Appendix: Model Selection

There a a number of models that try to predict the course of the pandemic, most of which are compiled on the Reich Lab forecasting hub and FiveThirtyEight. But the only ones that include an estimate of the true number of infections over time are the models created by IHME, Columbia, Imperial College, and Youyang Gu.

First, I looked at IHME’s model, but immediately something seemed off. Here’s the predicted cases for Wisconsin during a time when cases were increasing:

Predicted infections are actually lower than measured infections, something that would only happen due to testing lag when cases were declining significantly. This could be because their initial model fit a Gaussian curve to the data, which forced a symmetric increase and decline around a peak. While I don’t think this is their approach anymore, everything still seemed to be asymptoting towards zero when I reviewed it, so that doesn’t inspire much confidence.

The Columbia and Imperial models do a better job, but they’re not updated as frequently as I’d like. Youyang Gu’s model is updated daily, performs really well in predictions, and has good reviews from subject matter experts, so I decided to use it. But I still wanted to do a few checks to validate it. First, I compared it to Imperial College’s model:

If they agreed perfectly, their estimates would sit on a 45 degree line. So there’s some deviation, especially in the high case counts. One way to quantify this deviation is using a concordance correlation coefficient, which ends up being 0.917. Perfect concordance would give a value of 1.0, so this is pretty good.

Next, I compared it against recent serology tests in Spain, which suggests 5% of the population has been infected so far. If we just sum up the reported case counts as of 5/13/2020 and divide by the Spanish population, it gives an estimated percent infected of 0.5%, which is a 10x undercount. But if we sum up the predicted infections from Youyang’s model and divide by the population, we get an estimated 6.7% of the population infected. So this is at least at the right order of magnitude, and could be correct depending on when the serology study actually ended.

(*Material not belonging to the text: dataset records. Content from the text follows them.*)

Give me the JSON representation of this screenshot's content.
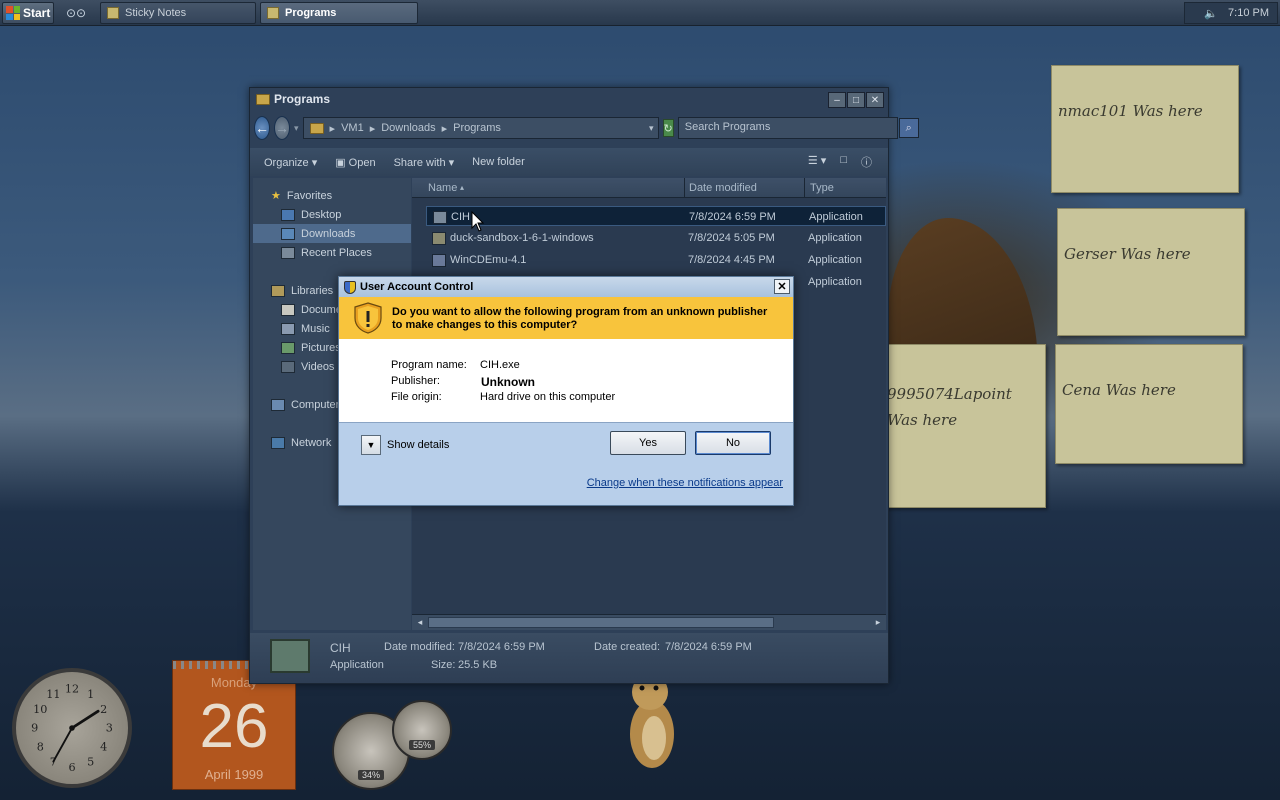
{
  "taskbar": {
    "start_label": "Start",
    "tasks": [
      {
        "label": "Sticky Notes",
        "active": false
      },
      {
        "label": "Programs",
        "active": true
      }
    ],
    "clock": "7:10 PM"
  },
  "desktop": {
    "notes": [
      "nmac101 Was here",
      "Gerser Was here",
      "9995074Lapoint\nWas here",
      "Cena Was here"
    ],
    "calendar": {
      "day_name": "Monday",
      "day": "26",
      "month_year": "April 1999"
    },
    "meters": {
      "cpu": "34%",
      "ram": "55%"
    }
  },
  "explorer": {
    "title": "Programs",
    "breadcrumb": [
      "VM1",
      "Downloads",
      "Programs"
    ],
    "search_placeholder": "Search Programs",
    "commands": [
      "Organize",
      "Open",
      "Share with",
      "New folder"
    ],
    "nav": {
      "favorites_label": "Favorites",
      "favorites": [
        "Desktop",
        "Downloads",
        "Recent Places"
      ],
      "libraries_label": "Libraries",
      "libraries": [
        "Documents",
        "Music",
        "Pictures",
        "Videos"
      ],
      "computer_label": "Computer",
      "network_label": "Network"
    },
    "columns": {
      "name": "Name",
      "date": "Date modified",
      "type": "Type"
    },
    "files": [
      {
        "name": "CIH",
        "date": "7/8/2024 6:59 PM",
        "type": "Application"
      },
      {
        "name": "duck-sandbox-1-6-1-windows",
        "date": "7/8/2024 5:05 PM",
        "type": "Application"
      },
      {
        "name": "WinCDEmu-4.1",
        "date": "7/8/2024 4:45 PM",
        "type": "Application"
      },
      {
        "name": "",
        "date": "",
        "type": "Application"
      }
    ],
    "details": {
      "name": "CIH",
      "kind": "Application",
      "date_modified_label": "Date modified:",
      "date_modified": "7/8/2024 6:59 PM",
      "size_label": "Size:",
      "size": "25.5 KB",
      "date_created_label": "Date created:",
      "date_created": "7/8/2024 6:59 PM"
    }
  },
  "uac": {
    "title": "User Account Control",
    "question": "Do you want to allow the following program from an unknown publisher to make changes to this computer?",
    "program_name_label": "Program name:",
    "program_name": "CIH.exe",
    "publisher_label": "Publisher:",
    "publisher": "Unknown",
    "file_origin_label": "File origin:",
    "file_origin": "Hard drive on this computer",
    "show_details": "Show details",
    "yes": "Yes",
    "no": "No",
    "change_link": "Change when these notifications appear"
  }
}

New York state also completed a serology study on April 23rd that estimated a New York City infection rate of 21.2% and a statewide rate of 13.9%. The model predictions of 20.9% in the city and 12.5% statewide as of 4/23/2020 are quite close. So overall this seems like a quality model and I’ll probably continue using it.

Update: After observing these probabilities for the past few weeks, one thing I’ve noticed is that even these tend to lag during a new outbreak. I think this is because the model does a grid search and finds the optimal model paramaters that minimize the error on the deaths timeseries. But if these parameters are optimized to match the death timeseries from a month ago, running the model forward to today will still underestimate the cases during an exponential growth phase because it’s using old parameters.

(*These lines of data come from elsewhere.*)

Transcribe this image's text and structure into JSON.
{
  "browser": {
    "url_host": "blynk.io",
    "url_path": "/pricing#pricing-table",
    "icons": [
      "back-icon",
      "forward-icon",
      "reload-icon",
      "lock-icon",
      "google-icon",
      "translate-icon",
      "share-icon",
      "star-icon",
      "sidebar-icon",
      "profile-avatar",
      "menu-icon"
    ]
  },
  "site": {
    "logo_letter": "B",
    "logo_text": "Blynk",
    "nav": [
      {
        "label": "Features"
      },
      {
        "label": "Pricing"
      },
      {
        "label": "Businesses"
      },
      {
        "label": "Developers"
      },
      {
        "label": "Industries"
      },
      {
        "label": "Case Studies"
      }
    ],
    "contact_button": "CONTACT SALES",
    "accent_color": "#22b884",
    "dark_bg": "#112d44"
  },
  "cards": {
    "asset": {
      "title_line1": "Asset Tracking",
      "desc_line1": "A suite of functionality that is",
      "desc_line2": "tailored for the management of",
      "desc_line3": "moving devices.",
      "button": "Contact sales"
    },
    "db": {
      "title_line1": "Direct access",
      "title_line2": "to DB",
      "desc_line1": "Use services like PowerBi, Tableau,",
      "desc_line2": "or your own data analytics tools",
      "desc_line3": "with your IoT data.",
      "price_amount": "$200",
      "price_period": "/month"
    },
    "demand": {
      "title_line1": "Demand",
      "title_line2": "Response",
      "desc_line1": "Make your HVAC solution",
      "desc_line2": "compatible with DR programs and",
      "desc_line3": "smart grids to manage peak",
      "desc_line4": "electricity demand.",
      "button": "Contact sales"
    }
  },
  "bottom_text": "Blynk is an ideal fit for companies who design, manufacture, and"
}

Another interesting problem with this approach is that if the pandemic starts spreading more in young populations like it did recently, you’ll underestimate the actual number of cases because the deaths timeseries won’t be increasing as much. I’m not sure how to fix these issues, but what’s really needed is a robust way to estimate total cases using the current cases timeseries. Let me know if you’re aware of an epidemiologist that’s doing this!

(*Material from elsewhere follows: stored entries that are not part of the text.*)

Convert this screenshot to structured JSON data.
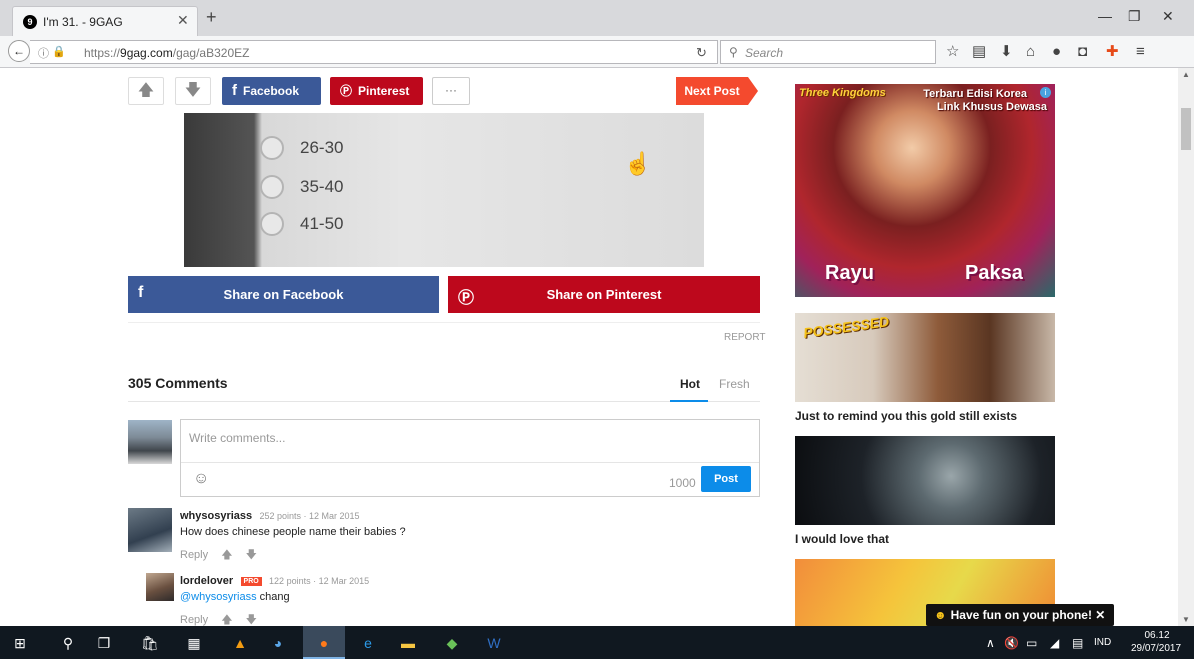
{
  "browser": {
    "tab_title": "I'm 31. - 9GAG",
    "tab_favicon": "9gag-icon",
    "url_prefix": "https://",
    "url_domain": "9gag.com",
    "url_path": "/gag/aB320EZ",
    "search_placeholder": "Search"
  },
  "post": {
    "share_facebook_small": "Facebook",
    "share_pinterest_small": "Pinterest",
    "more_label": "···",
    "next_post": "Next Post",
    "image_options": [
      "26-30",
      "35-40",
      "41-50"
    ],
    "share_facebook": "Share on Facebook",
    "share_pinterest": "Share on Pinterest",
    "report": "REPORT"
  },
  "comments": {
    "title": "305 Comments",
    "tab_hot": "Hot",
    "tab_fresh": "Fresh",
    "input_placeholder": "Write comments...",
    "char_limit": "1000",
    "post_button": "Post",
    "items": [
      {
        "user": "whysosyriass",
        "meta": "252 points · 12 Mar 2015",
        "text": "How does chinese people name their babies ?",
        "reply": "Reply"
      },
      {
        "user": "lordelover",
        "badge": "PRO",
        "meta": "122 points · 12 Mar 2015",
        "mention": "@whysosyriass",
        "text": " chang",
        "reply": "Reply"
      }
    ]
  },
  "sidebar": {
    "ad": {
      "logo": "Three Kingdoms",
      "headline1": "Terbaru Edisi Korea",
      "headline2": "Link Khusus Dewasa",
      "name1": "Rayu",
      "name2": "Paksa"
    },
    "posts": [
      {
        "caption": "POSSESSED",
        "title": "Just to remind you this gold still exists"
      },
      {
        "title": "I would love that"
      },
      {
        "title": ""
      }
    ],
    "toast": "Have fun on your phone! ✕"
  },
  "taskbar": {
    "lang": "IND",
    "time": "06.12",
    "date": "29/07/2017"
  },
  "colors": {
    "facebook": "#3b5998",
    "pinterest": "#bd081c",
    "next_post": "#f44a2e",
    "accent": "#0c8ce9"
  }
}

[1] COVID-19 Projections Using Machine Learning.

[2] Communicating the Risk of Death from Novel Coronavirus Disease (COVID-19).

[3] COVID-19 Pandemic Planning Scenarios.

[4] Variation in False-Negative Rate of Reverse Transcriptase Polymerase Chain Reaction–Based SARS-CoV-2 Tests by Time Since Exposure.

[5] Using a delay-adjusted case fatality ratio to estimate under-reporting.

[6] Inferring cases from recent deaths.

[7] Coronavirus Case Counts Are Meaningless.

[8] Reich Lab COVID-19 Forecast Hub.

[9] Where The Latest COVID-19 Models Think We’re Headed — And Why They Disagree.

[10] The results of a Spanish study on Covid-19 immunity have a scary takeaway.

[11] Online COVID-19 Dashboard Calculates How Risky Reopenings and Gatherings Can Be.

[12] COVID-19 Event Risk Assessment Planning tool.